Thanks to deep neural networks commonly used in Artificial Intelligence systems, MediaSpeech® creates an extremely fine model of the acoustic space which is robust with different speakers and acoustic conditions, so offering even faster and more accurate transcription.Bertin IT introduces MediaSpeech v6, its latest multilingual speech recognition solutionTweet this
Features:
- Speech recognition with each word being transcribed within a millisecond and assigned a recognition confidence score.
- Automatic detection of spoken language (LID).
- Automatic segmentation speaking slots and speakers with gender recognition.
- Identification of the speaker from a biometric database.
- Automatic and semi-automatic adaptation of vocabularies and domains.
MediaSpeech® has several variations: deployed on site or in SaaS mode, hosted on Bertin IT’s cloud, MediaSpeech® Factory can handle large volumes of files with guaranteed performance levels; a new version MediaSpeech® Live is able to transcribe audio streams on the fly, opening the door to innovative real-time applications - voice chatbots, call-bots, enhanced call centres (the enhanced call centre concept involves the provision of assistance to the adviser during the call so streamlining and improving the quality of the dialogue.).

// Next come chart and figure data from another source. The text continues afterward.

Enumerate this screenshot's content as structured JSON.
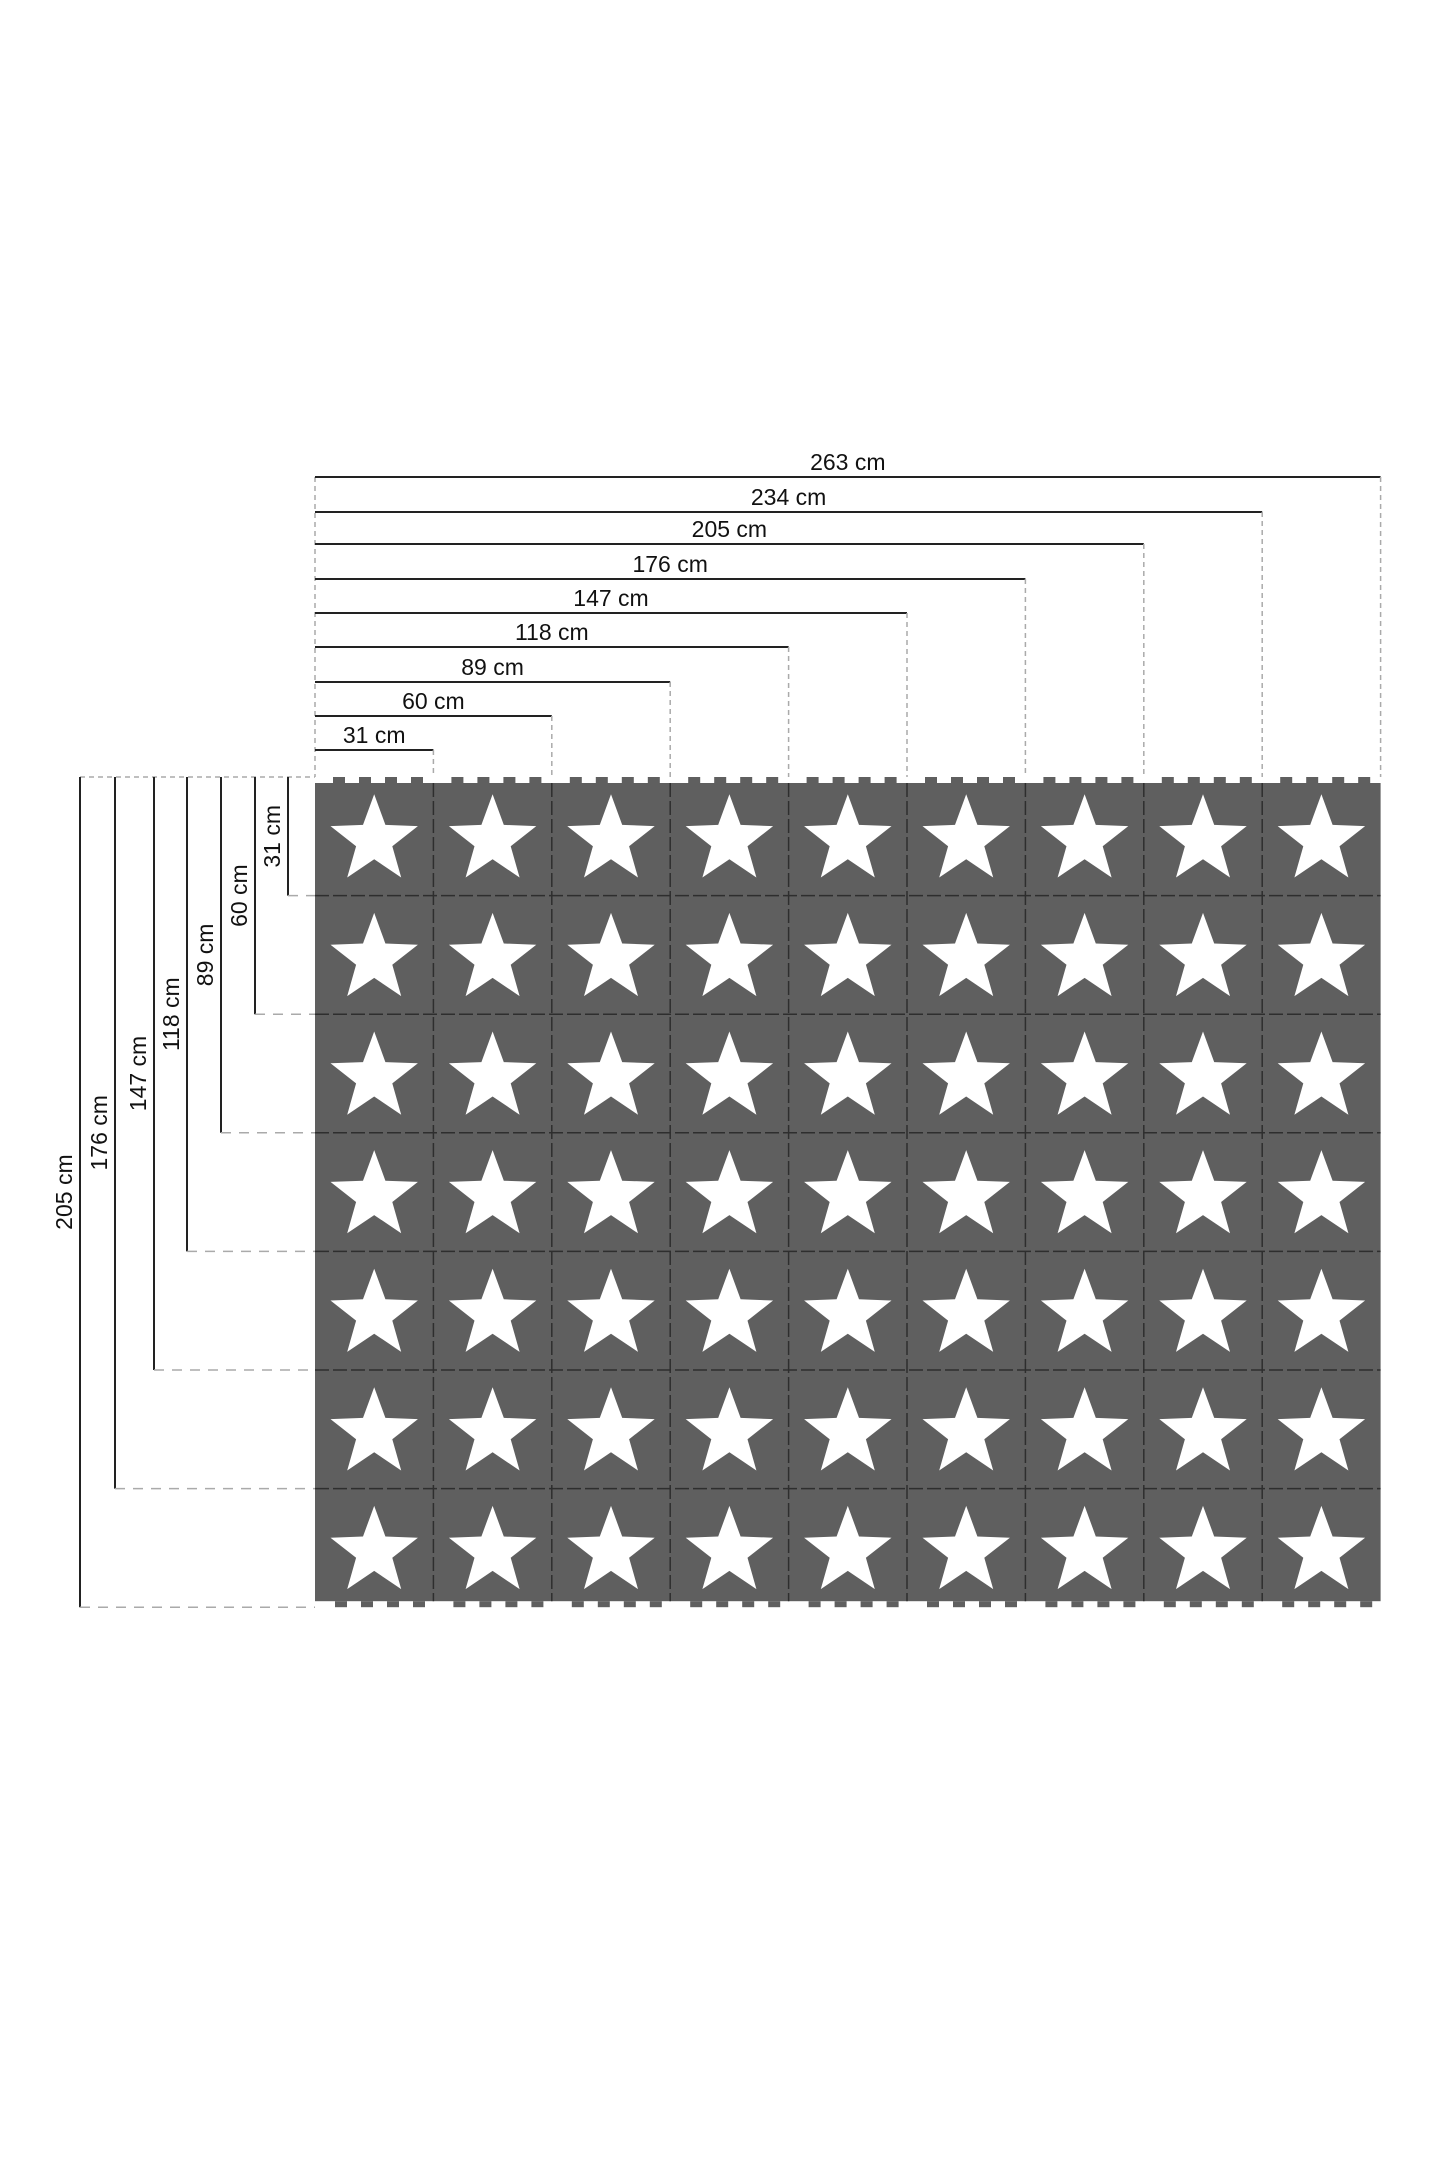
{
  "diagram": {
    "width_labels": [
      "31 cm",
      "60 cm",
      "89 cm",
      "118 cm",
      "147 cm",
      "176 cm",
      "205 cm",
      "234 cm",
      "263 cm"
    ],
    "height_labels": [
      "31 cm",
      "60 cm",
      "89 cm",
      "118 cm",
      "147 cm",
      "176 cm",
      "205 cm"
    ],
    "grid": {
      "columns": 9,
      "rows": 7,
      "tile_icon": "star-icon"
    },
    "colors": {
      "tile": "#5f5f5f",
      "star": "#ffffff",
      "line": "#222222",
      "dash": "#aaaaaa"
    }
  }
}
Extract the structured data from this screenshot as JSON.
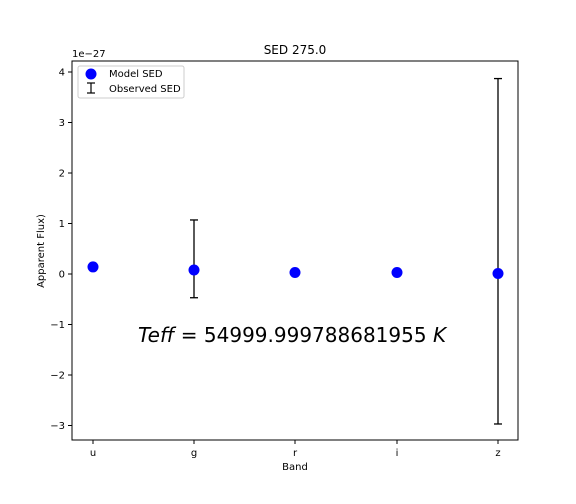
{
  "chart_data": {
    "type": "scatter",
    "title": "SED 275.0",
    "xlabel": "Band",
    "ylabel": "Apparent Flux)",
    "offset_text": "1e−27",
    "categories": [
      "u",
      "g",
      "r",
      "i",
      "z"
    ],
    "y_ticks": [
      -3,
      -2,
      -1,
      0,
      1,
      2,
      3,
      4
    ],
    "y_tick_labels": [
      "−3",
      "−2",
      "−1",
      "0",
      "1",
      "2",
      "3",
      "4"
    ],
    "ylim": [
      -3.3,
      4.2
    ],
    "y_unit_scale": "1e-27",
    "grid": false,
    "legend_position": "upper left",
    "series": [
      {
        "name": "Model SED",
        "kind": "scatter",
        "color": "#0000ff",
        "values": [
          0.14,
          0.08,
          0.03,
          0.03,
          0.01
        ]
      },
      {
        "name": "Observed SED",
        "kind": "errorbar",
        "color": "#000000",
        "centers": [
          null,
          0.3,
          null,
          null,
          0.45
        ],
        "errors": [
          null,
          0.77,
          null,
          null,
          3.42
        ]
      }
    ],
    "annotation": {
      "italic_part": "Teff",
      "rest": " = 54999.999788681955 ",
      "unit": "K",
      "y": -1.2
    }
  }
}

Among the main improvements in the new version of MediaSpeech®:
- MediaSpeech® Live version for processing audio streams in real time.
- New neural models make transcription two to three times faster and more accurate.
- “Full" neuronal transition of all speech processing modules: speech detection (VAD) and speaker segmentation (Diarization) for even greater accuracy.
- Easy installation process, stronger security and new interfaces.
- A fully neuronal language identification module (LID) with increased accuracy, even for relatively short sections of speech.